Zij had de casus op 17 maart 2008 geanonimiseerd ingebracht in het multidisciplinair overleg, waarbij een vertrouwensarts van het AMK aanwezig was. Zij heeft de moeder en G op 30 mei 2008 nogmaals in de gelegenheid gesteld mee te werken aan psychologische begeleiding. Verder heeft zij, nadat zij de melding had gedaan, in een gesprek van 20 juni 2008 de melding bij het AMK en de noodzaak van psychologische begeleiding nogmaals toegelicht.

Verweerster had op 30 mei 2008 de omstandigheid dat zij een melding bij het AMK zou gaan doen wellicht op iets meer tactische wijze bespreekbaar kunnen maken. Het gesprek met de moeder en G was dan mogelijk niet geëscaleerd. Dit is echter onvoldoende om één van de klachtonderdelen gegrond te achten.

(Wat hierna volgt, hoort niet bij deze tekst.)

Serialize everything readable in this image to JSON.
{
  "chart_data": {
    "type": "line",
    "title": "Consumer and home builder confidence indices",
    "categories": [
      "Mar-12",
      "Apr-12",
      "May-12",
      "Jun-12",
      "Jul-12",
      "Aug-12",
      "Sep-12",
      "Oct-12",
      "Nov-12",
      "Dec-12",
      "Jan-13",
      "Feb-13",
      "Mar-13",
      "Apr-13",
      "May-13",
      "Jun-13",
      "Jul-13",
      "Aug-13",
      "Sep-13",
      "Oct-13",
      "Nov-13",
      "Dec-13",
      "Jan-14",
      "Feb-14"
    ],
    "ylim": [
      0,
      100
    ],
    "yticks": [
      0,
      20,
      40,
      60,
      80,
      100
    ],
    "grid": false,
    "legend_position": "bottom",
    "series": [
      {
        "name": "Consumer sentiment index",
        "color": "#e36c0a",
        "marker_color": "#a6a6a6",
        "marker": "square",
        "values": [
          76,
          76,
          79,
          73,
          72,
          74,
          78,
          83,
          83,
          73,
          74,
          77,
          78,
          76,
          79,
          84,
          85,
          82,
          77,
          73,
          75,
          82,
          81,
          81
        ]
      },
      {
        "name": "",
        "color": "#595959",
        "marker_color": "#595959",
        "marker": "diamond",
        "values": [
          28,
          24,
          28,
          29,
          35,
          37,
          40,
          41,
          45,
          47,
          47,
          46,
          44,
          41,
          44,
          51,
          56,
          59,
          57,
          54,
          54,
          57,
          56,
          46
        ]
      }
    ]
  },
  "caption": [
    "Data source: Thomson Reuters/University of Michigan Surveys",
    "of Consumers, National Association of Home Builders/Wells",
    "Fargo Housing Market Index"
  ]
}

Overigens verdient hier opmerking dat bij het college de vraag is opgekomen waarom verweerster niet is geïnformeerd over de manier waarop haar melding door het AMK is afgehandeld en welke motivering daarvoor was gegeven.

De conclusie is dat alle klachtonderdelen ongegrond zijn.

Verweerster kan met betrekking tot de klacht geen verwijt als bedoeld in artikel 47 lid 1 van de Wet op de beroepen in de individuele gezondheidszorg worden gemaakt.

Om redenen, aan het algemeen belang ontleend, zal de beslissing zodra zij onherroepelijk is op na te melden wijze worden bekendgemaakt.

6. De beslissing.

Het Regionaal Tuchtcollege wijst de klacht af.

Bepaalt voorts dat de beslissing ingevolge artikel 71 van de Wet BIG in de Nederlandse Staatscourant zal worden bekendgemaakt en aan het tijdschrift Medisch Contact ter bekendmaking zal worden aangeboden.

Aldus gewezen op 2 februari 2010 door:

mr.  J.S.W. Holtrop, voorzitter,

dr. A.G. Ketel, M. Bakker en P. Beker, leden-arts,

mr. W.A.H. Melissen, lid-jurist,

mr. J.Ch. Blaisse, secretaris,

en in het openbaar uitgesproken ter terechtzitting van 30 maart 2010 door de voorzitter in aanwezigheid van de secretaris.